# Scarab Beetle Grub/Adult Care



## ReignofInvertebrates (Mar 10, 2013)

I had little experience with scarabs and other flower beetles, until i got my first grubs.  I couldn't find any info for the species on the web.  If you know a source for harlequin flower beetle information, please post a link!  Thanks.  Basically, i need to know what to feed them (mine are doing ok for now on veggies), when they will pupate, and any adult care that's important.

Here's one of my larvae


----------



## bugboy3092 (Mar 25, 2016)

Grasshopper99 said:


> I had little experience with scarabs and other flower beetles, until i got my first grubs.  I couldn't find any info for the species on the web.  If you know a source for harlequin flower beetle information, please post a link!  Thanks.  Basically, i need to know what to feed them (mine are doing ok for now on veggies), when they will pupate, and any adult care that's important.
> 
> Here's one of my larvae
> View attachment 113939


I'm a Newbie at breeding beetles as well but know a few things about flower beetles.

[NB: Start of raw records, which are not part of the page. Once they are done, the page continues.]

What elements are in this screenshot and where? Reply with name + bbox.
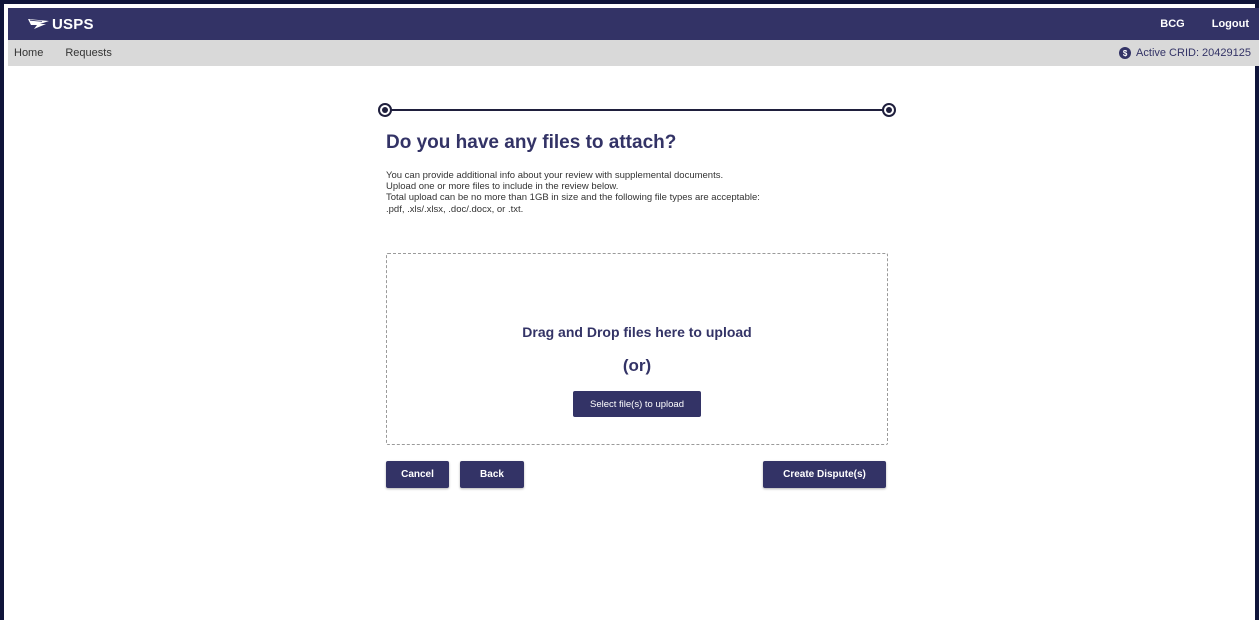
active-crid: $ Active CRID: 20429125 [1119,47,1251,59]
usps-logo[interactable]: USPS [28,16,94,33]
step-1-dot [378,103,392,117]
back-button[interactable]: Back [460,461,524,488]
sub-navigation: Home Requests $ Active CRID: 20429125 [8,40,1259,66]
select-files-button[interactable]: Select file(s) to upload [573,391,701,417]
upload-instructions: You can provide additional info about yo… [386,170,886,215]
dropzone-or: (or) [622,356,652,375]
instruction-line-4: .pdf, .xls/.xlsx, .doc/.docx, or .txt. [386,203,524,215]
user-link-bcg[interactable]: BCG [1160,18,1184,30]
eagle-logo-icon [28,19,49,29]
dropzone-title: Drag and Drop files here to upload [522,324,752,340]
instruction-line-3: Total upload can be no more than 1GB in … [386,192,760,204]
logo-text: USPS [52,15,94,33]
app-frame: USPS BCG Logout Home Requests $ Active C… [0,0,1259,620]
instruction-line-2: Upload one or more files to include in t… [386,181,619,193]
step-2-dot [882,103,896,117]
nav-home[interactable]: Home [14,47,43,59]
file-dropzone[interactable]: Drag and Drop files here to upload (or) … [386,253,888,445]
logout-link[interactable]: Logout [1212,18,1249,30]
active-crid-label: Active CRID: 20429125 [1136,47,1251,59]
dollar-circle-icon: $ [1119,47,1132,59]
instruction-line-1: You can provide additional info about yo… [386,170,724,181]
top-bar: USPS BCG Logout [8,8,1259,40]
nav-requests[interactable]: Requests [65,47,111,59]
page-title: Do you have any files to attach? [386,132,677,153]
create-dispute-button[interactable]: Create Dispute(s) [763,461,886,488]
cancel-button[interactable]: Cancel [386,461,449,488]
progress-stepper [378,103,896,117]
stepper-line [390,109,884,111]
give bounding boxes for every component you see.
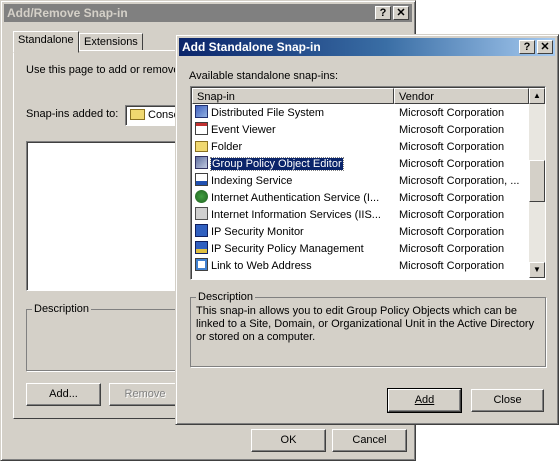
dialog-description-label: Description — [196, 291, 256, 303]
add-standalone-snapin-dialog: Add Standalone Snap-in ? ✕ Available sta… — [175, 34, 559, 425]
column-header-snapin-label: Snap-in — [197, 91, 235, 103]
cancel-button[interactable]: Cancel — [332, 429, 407, 452]
ok-button-label: OK — [280, 434, 297, 446]
available-snapins-label: Available standalone snap-ins: — [189, 70, 339, 82]
iis-icon — [195, 207, 208, 220]
vendor-cell: Microsoft Corporation — [399, 158, 505, 170]
scroll-down-button[interactable]: ▼ — [529, 262, 545, 278]
snapin-name-cell: Indexing Service — [195, 173, 292, 190]
snapin-name: Group Policy Object Editor — [210, 157, 344, 171]
add-button-label: Add... — [49, 388, 78, 400]
dialog-close-action-label: Close — [493, 394, 522, 406]
tab-extensions[interactable]: Extensions — [79, 33, 143, 51]
snapin-name: Event Viewer — [211, 124, 276, 136]
vendor-cell: Microsoft Corporation — [399, 243, 505, 255]
snapin-name: IP Security Monitor — [211, 226, 304, 238]
ipsec-policy-icon — [195, 241, 208, 254]
list-item[interactable]: Link to Web Address Microsoft Corporation — [192, 258, 529, 275]
list-item[interactable]: Distributed File System Microsoft Corpora… — [192, 105, 529, 122]
folder-icon — [130, 109, 145, 120]
snapins-added-label: Snap-ins added to: — [26, 108, 119, 120]
vendor-cell: Microsoft Corporation — [399, 107, 505, 119]
vendor-cell: Microsoft Corporation — [399, 260, 505, 272]
list-item[interactable]: IP Security Policy Management Microsoft C… — [192, 241, 529, 258]
remove-button[interactable]: Remove — [109, 383, 181, 406]
snapin-name-cell: Group Policy Object Editor — [195, 156, 344, 173]
list-item[interactable]: Group Policy Object Editor Microsoft Corp… — [192, 156, 529, 173]
snapin-name-cell: Distributed File System — [195, 105, 324, 122]
snapin-name: Internet Authentication Service (I... — [211, 192, 380, 204]
description-group: Description — [26, 303, 181, 371]
snapin-name: Internet Information Services (IIS... — [211, 209, 381, 221]
list-item[interactable]: Internet Authentication Service (I... Mic… — [192, 190, 529, 207]
snapin-name: Link to Web Address — [211, 260, 312, 272]
folder-icon — [195, 141, 208, 152]
vendor-cell: Microsoft Corporation, ... — [399, 175, 520, 187]
dialog-description-text: This snap-in allows you to edit Group Po… — [196, 305, 535, 343]
column-header-vendor[interactable]: Vendor — [394, 88, 529, 104]
list-item[interactable]: Indexing Service Microsoft Corporation, .… — [192, 173, 529, 190]
intro-text: Use this page to add or remove — [26, 64, 180, 76]
event-viewer-icon — [195, 122, 208, 135]
snapin-name-cell: Internet Information Services (IIS... — [195, 207, 381, 224]
ias-icon — [195, 190, 208, 203]
dialog-title: Add Standalone Snap-in — [182, 40, 321, 54]
list-item[interactable]: Internet Information Services (IIS... Mic… — [192, 207, 529, 224]
list-item[interactable]: IP Security Monitor Microsoft Corporation — [192, 224, 529, 241]
column-header-snapin[interactable]: Snap-in — [192, 88, 394, 104]
ok-button[interactable]: OK — [251, 429, 326, 452]
scroll-thumb[interactable] — [529, 160, 545, 202]
vendor-cell: Microsoft Corporation — [399, 209, 505, 221]
tab-standalone-label: Standalone — [18, 34, 74, 46]
group-policy-icon — [195, 156, 208, 169]
snapin-name-cell: IP Security Monitor — [195, 224, 304, 241]
vendor-cell: Microsoft Corporation — [399, 192, 505, 204]
indexing-icon — [195, 173, 208, 186]
cancel-button-label: Cancel — [352, 434, 387, 446]
tab-standalone[interactable]: Standalone — [13, 31, 79, 53]
snapin-name: IP Security Policy Management — [211, 243, 364, 255]
vendor-cell: Microsoft Corporation — [399, 226, 505, 238]
dialog-help-button[interactable]: ? — [519, 40, 535, 54]
close-button[interactable]: ✕ — [393, 6, 409, 20]
snapin-list[interactable]: Snap-in Vendor Distributed File System Mi… — [190, 86, 546, 280]
snapin-name-cell: Folder — [195, 139, 242, 156]
ipsec-monitor-icon — [195, 224, 208, 237]
title-bar: Add/Remove Snap-in ? ✕ — [4, 4, 412, 22]
dialog-add-button[interactable]: Add — [387, 388, 462, 413]
web-link-icon — [195, 258, 208, 271]
snapin-name-cell: Internet Authentication Service (I... — [195, 190, 379, 207]
snapin-name: Folder — [211, 141, 243, 153]
dialog-close-action-button[interactable]: Close — [471, 389, 544, 412]
vendor-cell: Microsoft Corporation — [399, 141, 505, 153]
snapin-name-cell: IP Security Policy Management — [195, 241, 364, 258]
dialog-close-button[interactable]: ✕ — [537, 40, 553, 54]
snapin-name: Distributed File System — [211, 107, 325, 119]
description-label: Description — [32, 303, 92, 315]
help-button[interactable]: ? — [375, 6, 391, 20]
vertical-scrollbar[interactable]: ▲ ▼ — [529, 88, 545, 278]
add-button[interactable]: Add... — [26, 383, 101, 406]
added-snapins-list[interactable] — [26, 141, 181, 291]
tab-extensions-label: Extensions — [84, 36, 138, 48]
list-item[interactable]: Folder Microsoft Corporation — [192, 139, 529, 156]
dialog-title-bar: Add Standalone Snap-in ? ✕ — [179, 38, 555, 56]
snapin-name: Indexing Service — [211, 175, 293, 187]
dialog-add-button-label: Add — [414, 394, 435, 406]
scroll-up-button[interactable]: ▲ — [529, 88, 545, 104]
column-header-vendor-label: Vendor — [399, 91, 434, 103]
list-item[interactable]: Event Viewer Microsoft Corporation — [192, 122, 529, 139]
dfs-icon — [195, 105, 208, 118]
snapin-name-cell: Event Viewer — [195, 122, 276, 139]
window-title: Add/Remove Snap-in — [7, 6, 128, 20]
remove-button-label: Remove — [124, 388, 166, 400]
snapin-rows: Distributed File System Microsoft Corpora… — [192, 105, 529, 279]
snapin-name-cell: Link to Web Address — [195, 258, 312, 275]
vendor-cell: Microsoft Corporation — [399, 124, 505, 136]
dialog-description-group: Description This snap-in allows you to e… — [190, 291, 546, 367]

Grubs prefer a substrate of rotting oak leaves, compost soil, and every now and then they love it if you put some dung from herbivores on the substrate. The dung gives them enough nutrients so that in lab conditions they will pupate in just a few months. Adults eat fruit pollen and nectar.

Reactions: Agree 1


----------



## Tenevanica (Mar 25, 2016)

These feed on decaying plant matter. They require a substrate of rotting wood supplemented with rotting leaves. Keep them moist and don't disturb them while they pupate. The adults feed on fruit, nectar, and other sugary liquids.

Reactions: Like 1 | Agree 1


----------



## Hisserdude (Mar 26, 2016)

^1+ Do exactly as Tenevanica said and you'll be just fine! Rotten wood and leaves is the substrate you should use, flower scarabs prefer a higher level of rotten leaves in the substrate than wood, unlike rhino beetles.

Reactions: Agree 2


----------



## ReignofInvertebrates (Mar 31, 2016)

Thanks guys!  I found a guide back in 2013 when this was posted and successfully raised them


----------